Mobilidade e consumo

Numa altura em que nos encontramos a viver o Estado de Emergência, em que as autoridades esperam das populações um comportamento consentâneo com as exigências do Decreto Presidencial e com o actual contexto, não há dúvidas de que muitas reflexões precisam de ser feitas.

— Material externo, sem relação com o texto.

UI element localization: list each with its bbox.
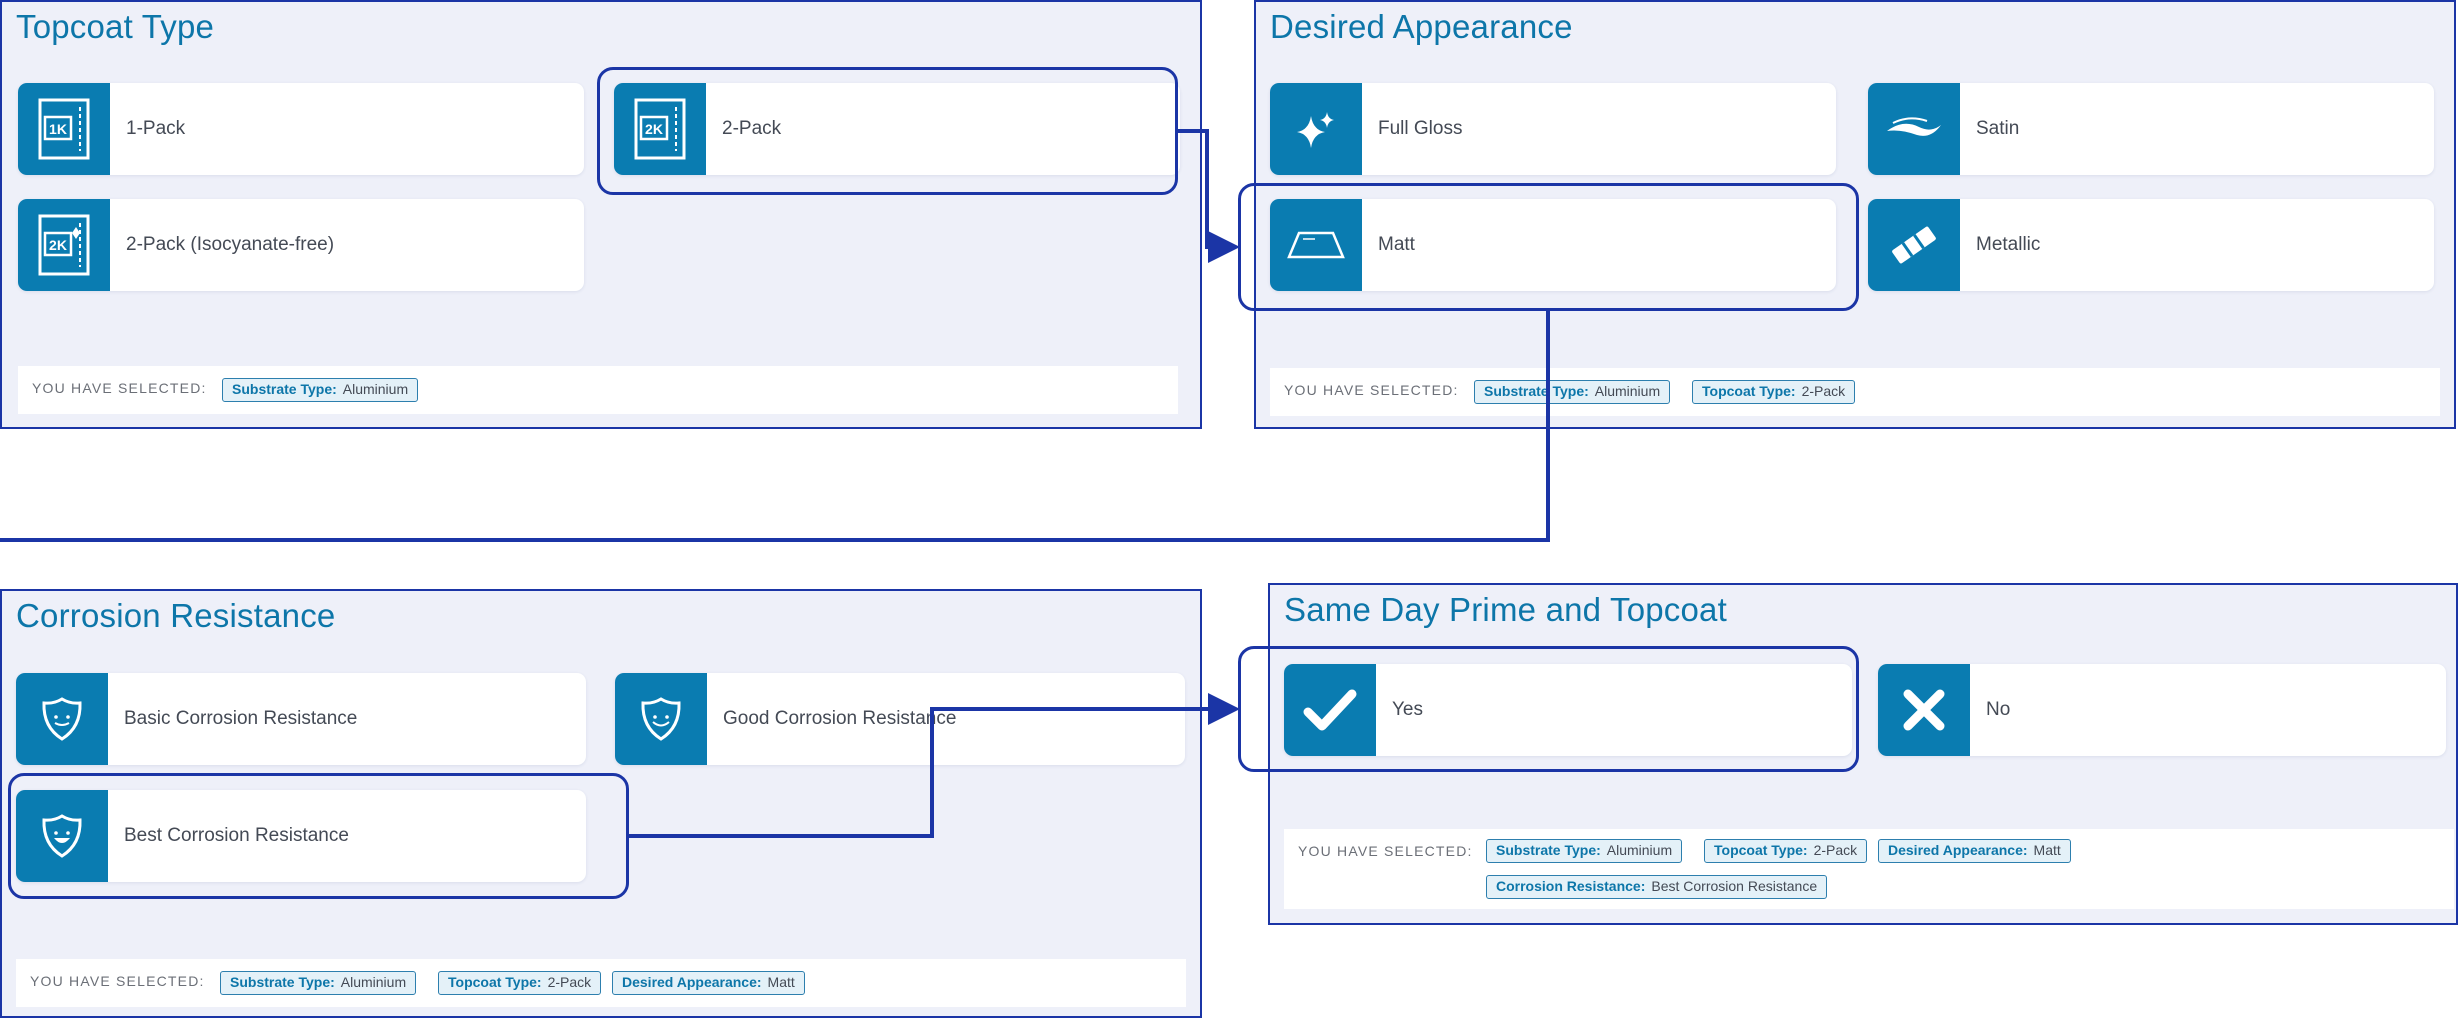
cross-icon	[1878, 664, 1970, 756]
shield-basic-icon	[16, 673, 108, 765]
selection-label: YOU HAVE SELECTED:	[30, 973, 205, 989]
corrosion-resistance-panel: Corrosion Resistance Basic Corrosion Res…	[0, 589, 1202, 1018]
selection-summary: YOU HAVE SELECTED: Substrate Type: Alumin…	[1284, 829, 2454, 909]
same-day-prime-panel: Same Day Prime and Topcoat Yes No YOU HA…	[1268, 583, 2458, 925]
option-satin[interactable]: Satin	[1868, 83, 2434, 175]
2k-pack-icon: 2K	[614, 83, 706, 175]
option-matt[interactable]: Matt	[1270, 199, 1836, 291]
svg-text:2K: 2K	[49, 237, 67, 253]
shield-good-icon	[615, 673, 707, 765]
option-best-corrosion[interactable]: Best Corrosion Resistance	[16, 790, 586, 882]
1k-pack-icon: 1K	[18, 83, 110, 175]
option-label: 1-Pack	[126, 118, 186, 139]
checkmark-icon	[1284, 664, 1376, 756]
selection-chip: Desired Appearance: Matt	[612, 971, 805, 995]
option-basic-corrosion[interactable]: Basic Corrosion Resistance	[16, 673, 586, 765]
selection-summary: YOU HAVE SELECTED: Substrate Type: Alumin…	[1270, 368, 2440, 416]
shield-best-icon	[16, 790, 108, 882]
option-label: 2-Pack	[722, 118, 782, 139]
option-label: Good Corrosion Resistance	[723, 708, 957, 729]
selection-chip: Substrate Type: Aluminium	[1486, 839, 1683, 863]
selection-chip: Topcoat Type: 2-Pack	[1692, 380, 1856, 404]
option-label: 2-Pack (Isocyanate-free)	[126, 234, 335, 255]
panel-title: Corrosion Resistance	[16, 597, 336, 634]
svg-text:2K: 2K	[645, 121, 663, 137]
option-label: Full Gloss	[1378, 118, 1463, 139]
selection-chip: Topcoat Type: 2-Pack	[438, 971, 602, 995]
sparkle-icon	[1270, 83, 1362, 175]
selection-chip: Substrate Type: Aluminium	[222, 378, 419, 402]
svg-text:1K: 1K	[49, 121, 67, 137]
selection-label: YOU HAVE SELECTED:	[1284, 382, 1459, 398]
selection-chip: Substrate Type: Aluminium	[220, 971, 417, 995]
selection-chip: Desired Appearance: Matt	[1878, 839, 2071, 863]
selection-summary: YOU HAVE SELECTED: Substrate Type: Alumin…	[18, 366, 1178, 414]
selection-summary: YOU HAVE SELECTED: Substrate Type: Alumin…	[16, 959, 1186, 1007]
matt-surface-icon	[1270, 199, 1362, 291]
option-2-pack[interactable]: 2K 2-Pack	[614, 83, 1180, 175]
panel-title: Same Day Prime and Topcoat	[1284, 591, 1727, 628]
option-1-pack[interactable]: 1K 1-Pack	[18, 83, 584, 175]
panel-title: Desired Appearance	[1270, 8, 1573, 45]
selection-chip: Topcoat Type: 2-Pack	[1704, 839, 1868, 863]
option-label: Matt	[1378, 234, 1415, 255]
option-full-gloss[interactable]: Full Gloss	[1270, 83, 1836, 175]
panel-title: Topcoat Type	[16, 8, 215, 45]
option-label: Yes	[1392, 699, 1423, 720]
option-yes[interactable]: Yes	[1284, 664, 1852, 756]
option-good-corrosion[interactable]: Good Corrosion Resistance	[615, 673, 1185, 765]
option-no[interactable]: No	[1878, 664, 2446, 756]
2k-isocyanate-free-icon: 2K	[18, 199, 110, 291]
desired-appearance-panel: Desired Appearance Full Gloss Satin Matt…	[1254, 0, 2456, 429]
option-label: Best Corrosion Resistance	[124, 825, 349, 846]
selection-chip: Substrate Type: Aluminium	[1474, 380, 1671, 404]
selection-label: YOU HAVE SELECTED:	[1298, 843, 1473, 859]
metallic-bar-icon	[1868, 199, 1960, 291]
option-label: Metallic	[1976, 234, 2041, 255]
selection-label: YOU HAVE SELECTED:	[32, 380, 207, 396]
selection-chip: Corrosion Resistance: Best Corrosion Resi…	[1486, 875, 1828, 899]
satin-wave-icon	[1868, 83, 1960, 175]
option-label: No	[1986, 699, 2011, 720]
topcoat-type-panel: Topcoat Type 1K 1-Pack 2K 2-Pack 2K 2-Pa…	[0, 0, 1202, 429]
option-label: Basic Corrosion Resistance	[124, 708, 358, 729]
option-label: Satin	[1976, 118, 2020, 139]
option-metallic[interactable]: Metallic	[1868, 199, 2434, 291]
option-2-pack-isocyanate-free[interactable]: 2K 2-Pack (Isocyanate-free)	[18, 199, 584, 291]
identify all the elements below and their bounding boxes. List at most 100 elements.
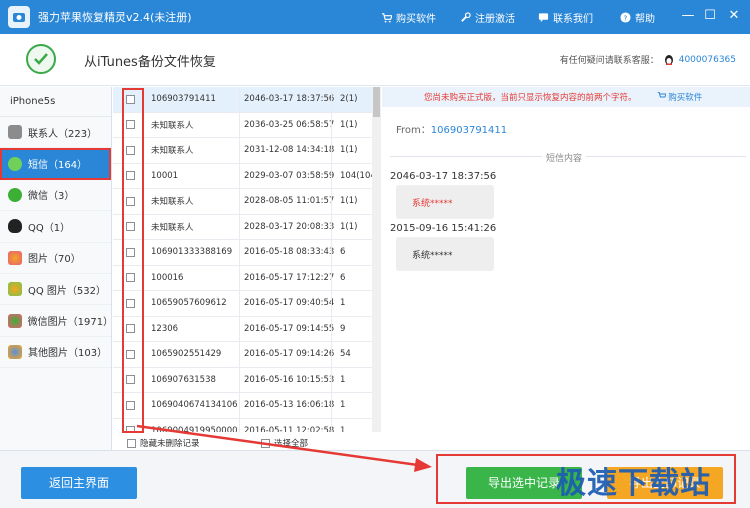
row-number: 10001 bbox=[151, 170, 179, 181]
row-count: 1 bbox=[331, 418, 373, 432]
table-row[interactable]: 106907631538 2016-05-16 10:15:53 1 bbox=[113, 367, 380, 393]
row-count: 1(1) bbox=[331, 138, 373, 163]
sidebar-item-photos[interactable]: 图片（70） bbox=[0, 243, 111, 274]
row-count: 1(1) bbox=[331, 112, 373, 137]
message-time: 2015-09-16 15:41:26 bbox=[390, 223, 497, 234]
row-date: 2028-08-05 11:01:57 bbox=[239, 189, 334, 214]
photos-icon bbox=[8, 250, 22, 265]
buy-software-link[interactable]: 购买软件 bbox=[657, 91, 702, 103]
row-date: 2031-12-08 14:34:18 bbox=[239, 138, 334, 163]
row-number: 100016 bbox=[151, 272, 184, 283]
table-row[interactable]: 10001 2029-03-07 03:58:59 104(104) bbox=[113, 163, 380, 189]
row-count: 1(1) bbox=[331, 214, 373, 239]
row-date: 2016-05-17 09:14:26 bbox=[239, 342, 334, 367]
title-bar: 强力苹果恢复精灵v2.4(未注册) 购买软件 注册激活 联系我们 ? 帮助 — … bbox=[0, 0, 750, 34]
qq-photos-icon bbox=[8, 282, 22, 297]
message-list: 106903791411 2046-03-17 18:37:56 2(1) 未知联系人… bbox=[113, 87, 381, 432]
table-row[interactable]: 未知联系人 2036-03-25 06:58:57 1(1) bbox=[113, 112, 380, 138]
row-number: 1069040674134106 bbox=[151, 400, 238, 411]
wrench-icon bbox=[461, 12, 471, 22]
row-count: 2(1) bbox=[331, 87, 373, 112]
row-number: 未知联系人 bbox=[151, 222, 194, 233]
list-scrollbar[interactable] bbox=[372, 87, 381, 432]
table-row[interactable]: 12306 2016-05-17 09:14:55 9 bbox=[113, 316, 380, 342]
sidebar-item-other-photos[interactable]: 其他图片（103） bbox=[0, 337, 111, 369]
row-number: 106903791411 bbox=[151, 94, 216, 105]
help-icon: ? bbox=[620, 12, 631, 23]
select-all-checkbox[interactable] bbox=[261, 438, 270, 448]
row-date: 2029-03-07 03:58:59 bbox=[239, 163, 334, 188]
row-number: 10659057609612 bbox=[151, 298, 227, 309]
row-count: 1 bbox=[331, 367, 373, 392]
menu-contact-us[interactable]: 联系我们 bbox=[538, 10, 593, 25]
table-row[interactable]: 100016 2016-05-17 17:12:27 6 bbox=[113, 265, 380, 291]
row-count: 6 bbox=[331, 265, 373, 290]
menu-help[interactable]: ? 帮助 bbox=[620, 10, 655, 25]
customer-service: 有任何疑问请联系客服： 4000076365 bbox=[559, 54, 736, 66]
row-number: 未知联系人 bbox=[151, 120, 194, 131]
sidebar-item-sms[interactable]: 短信（164） bbox=[0, 148, 111, 180]
wechat-photos-icon bbox=[8, 313, 22, 328]
row-date: 2016-05-17 09:40:54 bbox=[239, 291, 334, 316]
message-time: 2046-03-17 18:37:56 bbox=[390, 171, 497, 182]
unregistered-notice: 您尚未购买正式版，当前只显示恢复内容的前两个字符。 购买软件 bbox=[382, 87, 750, 107]
cart-icon bbox=[657, 92, 667, 98]
row-number: 106907631538 bbox=[151, 374, 216, 385]
row-date: 2016-05-11 12:02:58 bbox=[239, 418, 334, 432]
message-bubble: 系统***** bbox=[396, 237, 494, 271]
hide-deleted-option[interactable]: 隐藏未删除记录 bbox=[127, 437, 200, 449]
table-row[interactable]: 1069004919950000 2016-05-11 12:02:58 1 bbox=[113, 418, 380, 432]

Ponderações essas que tenham que ver com a interpretação, não raras vezes exagerada e acompanhada de excessos por parte de agentes que têm a responsabilidade de impor o cumprimento da lei. Embora o Decreto Presidencial seja claro relativamente à mobilidade humana, estritamente ligada ao necessário, nomeadamente a aquisição de alimentos, água e medicamentos, apenas para falar das populações, não há uma proibição taxativa de todo o mundo ficar em casa. Vivemos numa economia de mercado em que, ao lado das medidas impostas para prevenir a propagação da pandemia do Covid-19, precisamos de acautelar que um dos pressupostos fundamentais dos processos de produção e distribuição de bens e serviços não seja "asfixiado". Falamos do consumo, o elemento vital de qualquer economia de mercado e que para realidades como a nossa, onde "sair à rua é também um pressuposto para a sobrevivência de muitas famílias", é determinante. Na verdade, uma vez "asfixiado" o consumo, por via da limitação da circulação de pessoas, nem sempre devidamente interpretada pelas forças da defesa e segurança, vai acabar por afectar negativamente as grandes superfícies, as empresas e os fornecedores.
Muitos países encontram-se já a fazer contas sobre os níveis de contracção do Produto Interno Bruto, sobre a redução da capacidade de gerar riqueza, sobre o desemprego e, mais importante, a fome que tende a grassar pelos agregados familiares. Na verdade, para muitas realidades, em todo o mundo, a humanidade encontra-se perante um problema que está apenas a começar, facto que, no médio e longo prazos, torna recomendável a adopção de procedimentos e comportamentos ajustados aos contextos. Precisamos de nos focar, e muito bem, naquilo que são as medidas e procedimentos adequados à nossa realidade, independentemente da necessidade de se aprender com o que outros povos e Estados estão a fazer.
Não podemos perder de vista que, mesmo nas grandes cidades e periferias das províncias de Angola, uma parte significativa da população desloca-se para a aquisição de água. Famílias há, entre as mais carenciadas, que ficar completamente encerrado em casa constitui meio passo para o "suicídio colectivo", razão pela qual deve continuar a estar salvaguardado o direito das pessoas circularem para aquisição de bens de primeira necessidade.
Inclusive o encerramento compulsivo de alguns mercados, nos bairros periféricos, embora uma medida que respeitamos, ainda assim vale sempre a pena ponderar sobre as variáveis “custo” e “benefício” que a imposição proporciona às famílias.
Sem "asfixiar" por completo alguns dos pressupostos em que assentam e de que dependem a sobrevivência diária das famílias, o importante é que consigamos cumprir as medidas decretadas pelo Governo, circulando apenas e somente conforme as excepções constantes do Decreto Presidencial.
Embora os aspectos ligados à saúde tenham prioridade absoluta não se pode perder de vista que, mesmo dentro das limitações impostas pela actual conjuntura, a vida deve continuar e a economia não pode morrer. Precisamos de assumir que, independentemente da situação actual, é vital que a economia, funcionando nos moldes em que funciona por força do Covid-19, não morra sob pena de nem sobrarem recursos para preservar a saúde.